I think there's a significant difference between "little helper" and "the monomorphic function that is used to implement `pure`" - with a slightly different framing, we might be able to come to an agreement that both the monomorphic an polymorphic versions of this function are useful in different contexts.
https://hackage.haskell.org/package/base-4.12.0.0/docs/src/GHC.Base.html#line-972We define a monomorphic function for this operation, we just hide it in the implementation of the typeclass instance; we do this frequently, intentionally making a monomorphic function inaccessible to the user unless it's called in a polymorphic context (and, if they want to intentionally monomorphise it, require using an extension - type applications - which is particularly ugly/inconvenient for operators like `>>=`.) I think this is unfortunate as a general design choice; the user of a library should have the flexibility to choose, not be forced into one or the other.
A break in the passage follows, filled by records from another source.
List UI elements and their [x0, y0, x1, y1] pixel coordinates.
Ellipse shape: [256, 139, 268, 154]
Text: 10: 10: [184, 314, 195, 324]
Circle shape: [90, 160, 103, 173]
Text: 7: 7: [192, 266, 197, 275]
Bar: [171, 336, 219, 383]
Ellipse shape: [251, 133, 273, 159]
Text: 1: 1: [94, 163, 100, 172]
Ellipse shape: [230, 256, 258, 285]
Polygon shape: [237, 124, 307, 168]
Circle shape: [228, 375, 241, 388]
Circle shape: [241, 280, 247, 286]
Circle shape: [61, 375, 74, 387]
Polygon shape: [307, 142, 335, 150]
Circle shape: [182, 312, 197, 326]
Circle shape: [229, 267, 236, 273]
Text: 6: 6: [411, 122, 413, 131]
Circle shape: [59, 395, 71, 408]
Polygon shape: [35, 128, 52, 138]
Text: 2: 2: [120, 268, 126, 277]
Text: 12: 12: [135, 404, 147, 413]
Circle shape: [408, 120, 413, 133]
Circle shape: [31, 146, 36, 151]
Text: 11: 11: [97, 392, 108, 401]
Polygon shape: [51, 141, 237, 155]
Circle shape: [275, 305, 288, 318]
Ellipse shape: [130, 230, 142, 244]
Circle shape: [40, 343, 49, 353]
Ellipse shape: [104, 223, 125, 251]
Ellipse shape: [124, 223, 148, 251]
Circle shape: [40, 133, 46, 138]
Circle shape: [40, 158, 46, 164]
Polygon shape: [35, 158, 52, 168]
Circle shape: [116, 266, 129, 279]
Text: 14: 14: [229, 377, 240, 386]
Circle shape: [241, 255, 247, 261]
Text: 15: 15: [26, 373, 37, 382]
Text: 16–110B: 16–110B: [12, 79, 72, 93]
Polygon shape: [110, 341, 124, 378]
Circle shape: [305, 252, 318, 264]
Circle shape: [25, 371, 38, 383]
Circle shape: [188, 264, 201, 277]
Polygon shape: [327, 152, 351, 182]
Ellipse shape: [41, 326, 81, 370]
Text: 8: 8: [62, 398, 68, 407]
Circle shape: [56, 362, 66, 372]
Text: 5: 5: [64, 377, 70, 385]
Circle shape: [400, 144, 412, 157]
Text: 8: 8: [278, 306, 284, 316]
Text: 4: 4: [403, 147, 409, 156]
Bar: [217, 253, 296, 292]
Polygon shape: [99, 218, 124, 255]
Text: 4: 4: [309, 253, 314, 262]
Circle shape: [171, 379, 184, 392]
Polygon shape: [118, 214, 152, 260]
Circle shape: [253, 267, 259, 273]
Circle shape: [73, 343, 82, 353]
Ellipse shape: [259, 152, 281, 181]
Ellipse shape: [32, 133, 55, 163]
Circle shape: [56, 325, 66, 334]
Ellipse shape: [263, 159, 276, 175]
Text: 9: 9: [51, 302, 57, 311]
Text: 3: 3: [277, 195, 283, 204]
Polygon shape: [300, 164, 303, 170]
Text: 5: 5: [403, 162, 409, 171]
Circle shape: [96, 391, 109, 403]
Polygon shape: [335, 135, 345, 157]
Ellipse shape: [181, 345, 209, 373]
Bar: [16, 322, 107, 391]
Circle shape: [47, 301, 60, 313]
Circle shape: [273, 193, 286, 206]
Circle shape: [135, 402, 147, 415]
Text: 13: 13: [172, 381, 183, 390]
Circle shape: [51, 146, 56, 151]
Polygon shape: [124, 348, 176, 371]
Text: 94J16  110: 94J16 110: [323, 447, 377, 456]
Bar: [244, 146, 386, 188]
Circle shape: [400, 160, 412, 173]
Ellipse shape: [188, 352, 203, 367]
For [] we have the robot monkey operator, and this is an idiom that people can become familiar with - but it does not appear natively in any documentation; it is a partially applied constructor rather than a top-level function.
My guiding principle for API design is that one should always expose the fundamental building blocks as a low-level API, and then provide a smaller interface for the common use cases. Typeclass instances are no different - they are the general interface that allows us to invoke what is ultimately a monomorphic, low-level building block function in a polymorphic context.